If we were to listen in on these debates or to people describing the different styles of worship that churches practice, we may hear more traditional churches described as having a liturgical style of worship. In most cases, people who speak about a liturgical style of worship are referring, in reality, to a formal order of service with many set elements and a certain fixed nature to what is done in corporate worship. What such individuals may not be aware of is that there is really no such thing as a nonliturgical style of worship. The word liturgy simply means “order of service,” and every worship service has an order that is followed regardless of whether it is outlined in the church bulletin or prayer book.
In any case, when we are thinking about worship, we must not confuse formal worship with formalism.
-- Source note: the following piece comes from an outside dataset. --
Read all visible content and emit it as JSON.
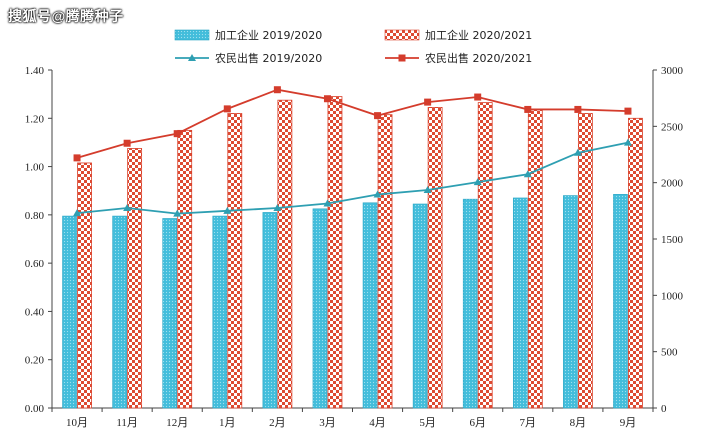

A church can have authentic worship that is quite formal and structured, but a church that engages in formalism has only the outward aspects of worship and not the engagement of the people’s hearts and minds in true praise of God. Formalism is the lack of engagement of heart and mind that we described a few days ago. This is the worship that consists merely of “going through the motions,” and to be fair, it is not a problem only for churches that worship according to a more traditional pattern. A church may have a liturgy that, looking in from the outside, seems quite informal but in which people nevertheless simply go through the motions, passing the time until they can leave and get home.
As we see in today’s passage, formalism has been a perennial problem for God’s people. In Jeremiah’s day, the nation of Judah as a whole trusted in the outward forms of religion such as the temple, believing that the mere presence of these things would guarantee God’s favor. They treated holy things as mere talismans or good luck charms (Jer. 7:1–4). But their hearts were not really engaged in worship, as seen in their mistreatment of those whom the Lord said they had to protect (vv. 5–7). Formalism is a problem of the heart, and only a change of heart can turn those who engage in rote worship into true worshipers of God.
Church leaders cannot change our hearts, but they can help us avoid formalism by explaining what we do in worship and why. When we do not know the reasons and meaning for the different elements in the liturgy, we will easily disengage from it and think on other things.As church leaders explain elements of worship and encourage others to do the same, we are encouraged to be more aware of what we are doing and to put our hearts and souls into our praise of the Lord.